Le differenze trattate come lineette di un termometro della condivisione o dell’avversione tra simili cessano di essere un pluralismo di ricchezza globale e diventano un parametro di stigmatizzazione malevola, di specismo da un lato (se si considerano tutti gli esseri viventi) di razzismo e omobilesbotransfobia dall’altro (se ci si riferisce alla sola specie umana).
Strada lunga quella del riconoscimento reciproco di una uguaglianza in tutto e per tutto tra animali non umani e umani. Dobbiamo ancora arrivare a capire che tra di noi sapiens i diritti dovrebbero essere universali… Ma il problema è strutturale: senza giustizia sociale non c’è giustizia civile ed umana e, tanto meno, animale.
Senza una lotta contro questo capitalismo che rende dissimili per appartenenza economica, innalza i ricchissimi e precipita nell’inferno delle guerre e delle miserie i più poveri, non ci può essere vera liberazione dal bisogno nella sua più articolata complessità.
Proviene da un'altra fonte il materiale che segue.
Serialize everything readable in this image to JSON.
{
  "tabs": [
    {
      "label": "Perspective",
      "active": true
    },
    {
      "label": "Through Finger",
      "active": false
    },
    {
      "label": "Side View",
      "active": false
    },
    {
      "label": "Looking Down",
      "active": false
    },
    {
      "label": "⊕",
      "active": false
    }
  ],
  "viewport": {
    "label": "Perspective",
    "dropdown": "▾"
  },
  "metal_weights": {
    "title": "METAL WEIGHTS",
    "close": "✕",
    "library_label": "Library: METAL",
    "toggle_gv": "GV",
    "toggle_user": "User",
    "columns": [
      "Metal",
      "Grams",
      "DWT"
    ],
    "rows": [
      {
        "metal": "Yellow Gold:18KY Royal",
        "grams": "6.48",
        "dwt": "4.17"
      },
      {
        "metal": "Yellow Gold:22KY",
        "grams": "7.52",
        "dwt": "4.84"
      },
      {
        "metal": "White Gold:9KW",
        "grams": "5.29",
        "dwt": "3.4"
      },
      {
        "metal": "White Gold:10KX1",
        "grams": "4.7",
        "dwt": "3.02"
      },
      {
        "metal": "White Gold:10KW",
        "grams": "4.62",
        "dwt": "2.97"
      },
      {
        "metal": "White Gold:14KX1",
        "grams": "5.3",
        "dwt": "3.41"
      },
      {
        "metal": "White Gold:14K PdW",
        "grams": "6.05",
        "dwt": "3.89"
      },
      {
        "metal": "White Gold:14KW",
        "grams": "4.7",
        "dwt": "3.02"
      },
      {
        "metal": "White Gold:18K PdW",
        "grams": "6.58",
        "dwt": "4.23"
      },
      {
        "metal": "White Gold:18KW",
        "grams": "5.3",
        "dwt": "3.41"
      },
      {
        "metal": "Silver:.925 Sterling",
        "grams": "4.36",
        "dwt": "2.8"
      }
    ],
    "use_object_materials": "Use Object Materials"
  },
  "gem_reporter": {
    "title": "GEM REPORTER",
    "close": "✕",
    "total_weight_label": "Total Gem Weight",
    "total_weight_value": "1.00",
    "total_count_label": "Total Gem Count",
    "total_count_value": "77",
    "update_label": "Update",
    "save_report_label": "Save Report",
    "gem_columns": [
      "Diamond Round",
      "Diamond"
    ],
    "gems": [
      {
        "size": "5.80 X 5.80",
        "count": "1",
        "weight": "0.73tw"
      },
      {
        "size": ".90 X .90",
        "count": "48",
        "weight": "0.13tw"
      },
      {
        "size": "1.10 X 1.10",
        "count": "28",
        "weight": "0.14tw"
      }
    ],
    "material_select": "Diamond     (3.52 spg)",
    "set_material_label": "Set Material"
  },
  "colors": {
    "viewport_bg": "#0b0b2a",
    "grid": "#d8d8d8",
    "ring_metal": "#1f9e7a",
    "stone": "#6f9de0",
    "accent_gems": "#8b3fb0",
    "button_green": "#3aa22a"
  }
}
Una complessità che il conservatorismo delle destre nega, mentre la sinistra che potrebbe abbracciare questa importante lotta di libertà si invischia nelle maglie di compromissioni neogoverniste… La cortina di ferro dei diritti civili può essere spezzata. Le destre possono essere battute. Prima o poi lo saranno. Ma meglio prima che poi.